Toti Ingrassia, focolarino di Milano, si ammala di coronavirus. Dopo la terapia intensiva e 15 giorni di ospedale è guarito. Una storia di speranza e di solidarietà da cui molto s’impara.
La prudenza non è mai troppa. E Toti Ingrassia, 62 anni, educatore, con un quadro clinico non esente da altre malattie da tre settimane stava rinchiuso in casa, ben prima del lockdown. Poi, improvvisa, la febbre dirompente. Ne soffre non solo lui ma anche un altro compagno della comunità del focolare di Milano, mentre altri quattro sono messi in quarantena in casa per 15 giorni. La visita del medico di famiglia conferma che ci sono sintomi riconducibili al coronavirus. Toti e un altro focolarino sono portati nella stessa ambulanza al Policlinico di Milano.

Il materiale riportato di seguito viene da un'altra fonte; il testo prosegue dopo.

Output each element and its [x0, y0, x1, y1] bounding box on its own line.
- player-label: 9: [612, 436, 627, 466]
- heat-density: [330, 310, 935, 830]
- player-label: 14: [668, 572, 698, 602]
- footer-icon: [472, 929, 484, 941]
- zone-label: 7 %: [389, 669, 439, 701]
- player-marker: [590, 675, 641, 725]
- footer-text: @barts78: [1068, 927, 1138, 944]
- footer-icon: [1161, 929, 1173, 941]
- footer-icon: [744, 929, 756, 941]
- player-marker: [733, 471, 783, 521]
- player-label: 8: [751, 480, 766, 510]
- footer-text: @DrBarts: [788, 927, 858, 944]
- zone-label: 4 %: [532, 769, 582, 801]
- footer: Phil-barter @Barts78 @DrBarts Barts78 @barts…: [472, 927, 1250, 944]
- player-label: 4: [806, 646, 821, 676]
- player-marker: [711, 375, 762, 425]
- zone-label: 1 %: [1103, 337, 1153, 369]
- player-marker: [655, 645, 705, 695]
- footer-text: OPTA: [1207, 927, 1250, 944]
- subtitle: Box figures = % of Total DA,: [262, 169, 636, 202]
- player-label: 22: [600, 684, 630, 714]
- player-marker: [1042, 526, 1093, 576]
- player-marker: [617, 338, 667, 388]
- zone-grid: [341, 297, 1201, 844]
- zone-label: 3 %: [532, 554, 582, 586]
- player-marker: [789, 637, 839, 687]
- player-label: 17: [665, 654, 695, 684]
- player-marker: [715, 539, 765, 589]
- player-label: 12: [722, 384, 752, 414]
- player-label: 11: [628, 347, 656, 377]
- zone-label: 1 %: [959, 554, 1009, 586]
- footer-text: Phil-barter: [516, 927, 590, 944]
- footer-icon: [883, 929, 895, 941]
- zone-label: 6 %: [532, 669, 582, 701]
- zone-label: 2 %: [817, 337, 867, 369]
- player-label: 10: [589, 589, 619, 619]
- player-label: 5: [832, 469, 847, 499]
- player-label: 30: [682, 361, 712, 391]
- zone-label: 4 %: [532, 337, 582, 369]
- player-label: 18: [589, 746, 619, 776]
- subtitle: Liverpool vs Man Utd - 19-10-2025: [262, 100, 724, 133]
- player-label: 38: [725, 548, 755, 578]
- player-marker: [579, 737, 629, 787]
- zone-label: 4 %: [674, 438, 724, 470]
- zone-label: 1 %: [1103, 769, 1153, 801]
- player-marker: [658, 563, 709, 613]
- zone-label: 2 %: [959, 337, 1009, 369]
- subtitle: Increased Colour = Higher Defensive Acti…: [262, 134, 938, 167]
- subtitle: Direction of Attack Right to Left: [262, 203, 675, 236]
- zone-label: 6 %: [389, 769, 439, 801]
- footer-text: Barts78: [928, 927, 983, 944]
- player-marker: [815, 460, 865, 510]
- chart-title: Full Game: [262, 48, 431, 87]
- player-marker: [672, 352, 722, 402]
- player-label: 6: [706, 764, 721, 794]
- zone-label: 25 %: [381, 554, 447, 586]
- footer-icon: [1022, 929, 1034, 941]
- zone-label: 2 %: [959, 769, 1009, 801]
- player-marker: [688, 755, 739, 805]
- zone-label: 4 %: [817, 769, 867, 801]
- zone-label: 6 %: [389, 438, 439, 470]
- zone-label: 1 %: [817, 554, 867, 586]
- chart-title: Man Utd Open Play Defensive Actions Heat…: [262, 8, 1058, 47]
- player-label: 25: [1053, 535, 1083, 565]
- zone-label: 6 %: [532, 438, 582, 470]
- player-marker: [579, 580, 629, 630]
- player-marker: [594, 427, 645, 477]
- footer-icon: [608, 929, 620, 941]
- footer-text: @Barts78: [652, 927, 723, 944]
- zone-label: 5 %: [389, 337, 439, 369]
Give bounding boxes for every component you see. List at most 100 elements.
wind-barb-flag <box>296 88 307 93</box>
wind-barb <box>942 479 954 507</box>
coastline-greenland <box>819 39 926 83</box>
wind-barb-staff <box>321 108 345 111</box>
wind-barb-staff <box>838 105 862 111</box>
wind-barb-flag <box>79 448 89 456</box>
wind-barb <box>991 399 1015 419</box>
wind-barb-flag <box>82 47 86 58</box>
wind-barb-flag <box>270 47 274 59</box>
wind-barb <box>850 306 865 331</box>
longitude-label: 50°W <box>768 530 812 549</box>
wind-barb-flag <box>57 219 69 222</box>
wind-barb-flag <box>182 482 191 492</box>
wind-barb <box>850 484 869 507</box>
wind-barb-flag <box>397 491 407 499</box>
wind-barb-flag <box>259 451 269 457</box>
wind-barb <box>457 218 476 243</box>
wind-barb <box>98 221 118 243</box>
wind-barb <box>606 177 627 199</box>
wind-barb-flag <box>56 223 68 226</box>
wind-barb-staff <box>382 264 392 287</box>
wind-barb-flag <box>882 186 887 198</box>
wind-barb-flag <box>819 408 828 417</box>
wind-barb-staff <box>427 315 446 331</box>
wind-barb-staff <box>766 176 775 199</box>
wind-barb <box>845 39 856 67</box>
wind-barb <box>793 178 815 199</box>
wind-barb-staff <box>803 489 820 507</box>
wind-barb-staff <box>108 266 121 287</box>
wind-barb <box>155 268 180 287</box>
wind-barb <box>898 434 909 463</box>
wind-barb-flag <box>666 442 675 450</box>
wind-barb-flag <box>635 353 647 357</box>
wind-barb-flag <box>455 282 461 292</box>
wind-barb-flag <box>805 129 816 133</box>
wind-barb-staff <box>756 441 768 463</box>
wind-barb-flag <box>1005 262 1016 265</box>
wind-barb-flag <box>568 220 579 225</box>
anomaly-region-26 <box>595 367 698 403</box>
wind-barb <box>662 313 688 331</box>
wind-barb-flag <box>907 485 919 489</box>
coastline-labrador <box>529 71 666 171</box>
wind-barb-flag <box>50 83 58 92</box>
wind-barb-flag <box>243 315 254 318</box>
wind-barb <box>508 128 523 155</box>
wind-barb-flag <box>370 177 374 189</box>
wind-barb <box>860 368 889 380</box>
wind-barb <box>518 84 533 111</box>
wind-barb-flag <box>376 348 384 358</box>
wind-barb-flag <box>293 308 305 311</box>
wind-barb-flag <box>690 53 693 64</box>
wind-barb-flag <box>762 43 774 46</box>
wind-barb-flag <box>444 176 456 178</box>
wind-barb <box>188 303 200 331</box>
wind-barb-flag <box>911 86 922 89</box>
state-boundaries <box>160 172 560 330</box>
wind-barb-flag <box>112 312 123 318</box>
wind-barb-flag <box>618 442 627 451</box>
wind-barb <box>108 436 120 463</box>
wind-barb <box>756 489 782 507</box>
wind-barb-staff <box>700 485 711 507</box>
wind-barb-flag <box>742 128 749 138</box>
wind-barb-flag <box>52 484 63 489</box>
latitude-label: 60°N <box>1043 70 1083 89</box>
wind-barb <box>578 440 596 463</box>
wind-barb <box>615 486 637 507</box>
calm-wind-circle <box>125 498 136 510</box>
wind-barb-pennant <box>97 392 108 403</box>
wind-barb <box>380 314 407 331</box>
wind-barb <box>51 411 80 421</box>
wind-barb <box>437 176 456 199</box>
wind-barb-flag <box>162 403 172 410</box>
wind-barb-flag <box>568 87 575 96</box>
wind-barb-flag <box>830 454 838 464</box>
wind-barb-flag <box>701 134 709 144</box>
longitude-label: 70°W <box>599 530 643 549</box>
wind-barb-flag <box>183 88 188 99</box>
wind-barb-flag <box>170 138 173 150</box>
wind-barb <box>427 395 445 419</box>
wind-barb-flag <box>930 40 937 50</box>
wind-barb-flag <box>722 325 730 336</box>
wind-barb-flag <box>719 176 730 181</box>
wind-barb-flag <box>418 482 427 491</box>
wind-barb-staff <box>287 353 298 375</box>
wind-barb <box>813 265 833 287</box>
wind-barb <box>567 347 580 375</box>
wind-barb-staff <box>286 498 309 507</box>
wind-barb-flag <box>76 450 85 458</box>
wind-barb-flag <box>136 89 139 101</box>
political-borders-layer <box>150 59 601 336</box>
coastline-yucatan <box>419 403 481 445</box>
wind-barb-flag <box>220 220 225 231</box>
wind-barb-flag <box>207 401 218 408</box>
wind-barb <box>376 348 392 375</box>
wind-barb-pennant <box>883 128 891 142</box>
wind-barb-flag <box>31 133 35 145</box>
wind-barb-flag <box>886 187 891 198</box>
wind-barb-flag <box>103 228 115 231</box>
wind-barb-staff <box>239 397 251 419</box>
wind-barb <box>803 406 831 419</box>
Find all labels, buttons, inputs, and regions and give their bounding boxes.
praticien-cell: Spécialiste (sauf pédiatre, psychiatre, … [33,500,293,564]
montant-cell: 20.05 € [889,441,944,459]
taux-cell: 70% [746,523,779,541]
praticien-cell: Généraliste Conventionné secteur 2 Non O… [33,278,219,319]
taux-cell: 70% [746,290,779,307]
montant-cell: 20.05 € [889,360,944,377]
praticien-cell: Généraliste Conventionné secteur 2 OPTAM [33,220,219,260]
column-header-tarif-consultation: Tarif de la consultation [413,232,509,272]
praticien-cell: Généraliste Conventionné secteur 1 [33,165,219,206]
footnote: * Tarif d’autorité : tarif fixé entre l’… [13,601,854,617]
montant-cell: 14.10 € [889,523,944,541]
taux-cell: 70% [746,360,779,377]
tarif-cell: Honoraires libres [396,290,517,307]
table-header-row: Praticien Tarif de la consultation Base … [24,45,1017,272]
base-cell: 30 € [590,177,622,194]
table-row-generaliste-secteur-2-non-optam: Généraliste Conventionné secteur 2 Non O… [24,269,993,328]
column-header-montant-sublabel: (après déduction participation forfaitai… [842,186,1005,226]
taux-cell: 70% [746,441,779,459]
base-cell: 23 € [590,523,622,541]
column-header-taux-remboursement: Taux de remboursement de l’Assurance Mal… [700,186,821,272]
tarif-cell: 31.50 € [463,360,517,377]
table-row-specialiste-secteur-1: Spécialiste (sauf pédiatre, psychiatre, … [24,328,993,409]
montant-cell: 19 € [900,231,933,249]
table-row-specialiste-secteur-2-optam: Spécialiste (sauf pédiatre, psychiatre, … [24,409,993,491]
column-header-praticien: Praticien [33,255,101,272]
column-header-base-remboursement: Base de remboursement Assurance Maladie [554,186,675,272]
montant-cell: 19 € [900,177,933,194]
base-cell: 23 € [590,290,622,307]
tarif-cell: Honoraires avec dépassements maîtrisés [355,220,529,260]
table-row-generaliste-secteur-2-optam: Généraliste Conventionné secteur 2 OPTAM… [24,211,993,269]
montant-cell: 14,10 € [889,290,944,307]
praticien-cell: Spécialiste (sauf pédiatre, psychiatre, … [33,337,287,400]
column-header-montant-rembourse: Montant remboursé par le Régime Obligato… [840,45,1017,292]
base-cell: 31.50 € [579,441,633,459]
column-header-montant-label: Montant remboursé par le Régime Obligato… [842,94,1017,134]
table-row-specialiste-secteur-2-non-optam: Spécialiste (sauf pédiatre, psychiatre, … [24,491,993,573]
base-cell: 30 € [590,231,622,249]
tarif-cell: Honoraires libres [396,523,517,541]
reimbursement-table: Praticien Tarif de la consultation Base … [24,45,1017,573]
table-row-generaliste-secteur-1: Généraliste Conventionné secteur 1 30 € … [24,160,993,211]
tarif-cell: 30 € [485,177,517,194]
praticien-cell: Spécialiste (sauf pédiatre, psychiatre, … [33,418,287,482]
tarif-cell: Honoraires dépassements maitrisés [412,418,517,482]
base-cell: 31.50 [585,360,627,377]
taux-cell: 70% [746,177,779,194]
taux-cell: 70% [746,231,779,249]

Al pronto soccorso urla, agitazione, tensione attraversano le sale e i corridoi. Il coronavirus mette a dura prova uomini e strutture. La sua diffusione è in piena espansione e colpisce tutti. È una livella direbbe Totò che rende tutti uguali, fragili, passeggeri.
Il sentimento dominante di Toti è la paura di non sapere, di essere scaraventati di colpo in una situazione indecifrabile, di essere di fronte alla propria nudità esistenziale, nel non sapere se e quando si supera un punto di non ritorno. Oltrepassare le porte dell’ospedale al tempo del coronavirus è come varcare le colonne d’Ercole, il limite del mondo conosciuto. Si naviga a vista verso l’ignoto.
Del mondo di prima resta solo il cellulare e qualche effetto personale. Nel mondo di mezzo, nel reparto di terapia intensiva, Toti si ritrova in una pellicola di fantascienza. Viene allettato, nota i compagni di stanza intubati e con il casco posto intorno al capo per poter respirare. Vivace, dinamico, abituato ad una vita attiva è preso dallo sconforto. Mai si immaginerebbe in quello stato di blocco totale, imprigionato, inchiodato al letto. Si agita. I medici se ne accorgono e lo addormentano con una puntura.